Question

If 0.15g of a solute dissolved in 15 g of solvent is boiled at a temperature higher by 0.216$^{o}C$ than that of the pure solvent, then the molecular weight of the substance is (molal elevation constant for the solvent is 2.16):
(A) 1.01
(B) 10
(C) 10.1
(D) 100

Answer 1

Hint: When a solute is dissolved in a solvent, the boiling point decreases. Thus, the boiling point of a solution is always greater than the boiling point of a pure solvent. This rise in boiling point is referred to as elevation of boiling point, and it is denoted by $\Delta {{T}_{b}}$. The elevation of the boiling point is directly proportional to the molal concentration of the solute in solution ($\Delta {{T}_{b}}\propto m$).

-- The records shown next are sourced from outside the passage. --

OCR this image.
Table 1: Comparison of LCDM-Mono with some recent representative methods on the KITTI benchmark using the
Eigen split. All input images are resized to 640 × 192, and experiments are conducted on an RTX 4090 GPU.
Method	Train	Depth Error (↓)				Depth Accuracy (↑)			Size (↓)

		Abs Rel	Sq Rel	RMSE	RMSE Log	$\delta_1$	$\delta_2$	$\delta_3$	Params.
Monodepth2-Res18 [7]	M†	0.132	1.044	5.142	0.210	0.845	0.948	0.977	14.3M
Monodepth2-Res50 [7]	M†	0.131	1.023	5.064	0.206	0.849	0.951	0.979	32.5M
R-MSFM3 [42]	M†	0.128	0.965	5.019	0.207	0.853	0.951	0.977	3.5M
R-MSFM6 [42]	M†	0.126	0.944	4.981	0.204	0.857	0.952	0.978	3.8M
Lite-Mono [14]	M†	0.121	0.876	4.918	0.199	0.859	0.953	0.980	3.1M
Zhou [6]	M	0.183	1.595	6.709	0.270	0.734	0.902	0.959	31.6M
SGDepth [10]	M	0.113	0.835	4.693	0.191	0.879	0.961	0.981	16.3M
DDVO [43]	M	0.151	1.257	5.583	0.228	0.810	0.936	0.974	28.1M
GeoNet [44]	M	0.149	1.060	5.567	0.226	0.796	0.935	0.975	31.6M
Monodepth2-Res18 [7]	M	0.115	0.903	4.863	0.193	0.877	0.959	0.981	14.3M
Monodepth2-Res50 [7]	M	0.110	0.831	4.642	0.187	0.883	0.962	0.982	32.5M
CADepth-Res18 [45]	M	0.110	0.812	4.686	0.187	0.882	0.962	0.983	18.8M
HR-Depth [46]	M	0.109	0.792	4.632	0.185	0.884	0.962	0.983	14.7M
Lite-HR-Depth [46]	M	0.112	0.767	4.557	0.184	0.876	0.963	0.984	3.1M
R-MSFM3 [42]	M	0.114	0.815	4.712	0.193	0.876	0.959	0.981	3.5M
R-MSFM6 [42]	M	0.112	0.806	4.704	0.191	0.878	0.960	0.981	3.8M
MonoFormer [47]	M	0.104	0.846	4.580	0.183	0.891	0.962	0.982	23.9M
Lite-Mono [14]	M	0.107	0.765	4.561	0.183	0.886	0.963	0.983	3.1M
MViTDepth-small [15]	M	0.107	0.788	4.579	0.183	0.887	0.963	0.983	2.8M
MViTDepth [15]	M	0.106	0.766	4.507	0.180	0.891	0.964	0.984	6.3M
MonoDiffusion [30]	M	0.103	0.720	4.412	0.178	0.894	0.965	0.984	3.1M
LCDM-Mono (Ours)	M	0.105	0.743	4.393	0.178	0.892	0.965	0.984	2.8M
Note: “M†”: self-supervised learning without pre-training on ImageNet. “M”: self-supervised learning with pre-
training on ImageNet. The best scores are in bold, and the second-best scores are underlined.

Formula Used: The molecular weight of a substance ($m$) can be calculated as:
$m=\frac{{{K}_{b}}\times w\times 1000}{\Delta {{T}_{b}}\times W}$; where ${{K}_{b}}$= Molal elevation constant, $w$= Weight of solute, $W$ = Weight of solvent, $\Delta {{T}_{b}}$ = Elevation of boiling point

Complete Step by Step Answer:
The molecular weight of a substance can be calculated as:
$m=\frac{{{K}_{b}}\times w\times 1000}{\Delta {{T}_{b}}\times W}$
$m=\frac{2.16\times 0.15\times 1000}{0.216\times 15}$
$m=100$

Knowing the molecular weight ($m$), solute weight ($w$), and solvent weight ($W$), the elevation of boiling point ($\Delta {{T}_{b}}$) can also be calculated for a solution whose molal elevation constant value (${{K}_{b}}$) is known.
Correct Option: (D) 100.

Note: The units of molal elevation constant (${{K}_{b}}$) are $K$$kg$$mo{{l}^{-1}}$. The colligative properties like elevation of the boiling point of the solvent, depression of the freezing point of the solvent, relative lowering of the vapour pressure of the solvent and osmotic pressure of a solution depend upon the number of solute particles with respect to the total number of particles present in the solution.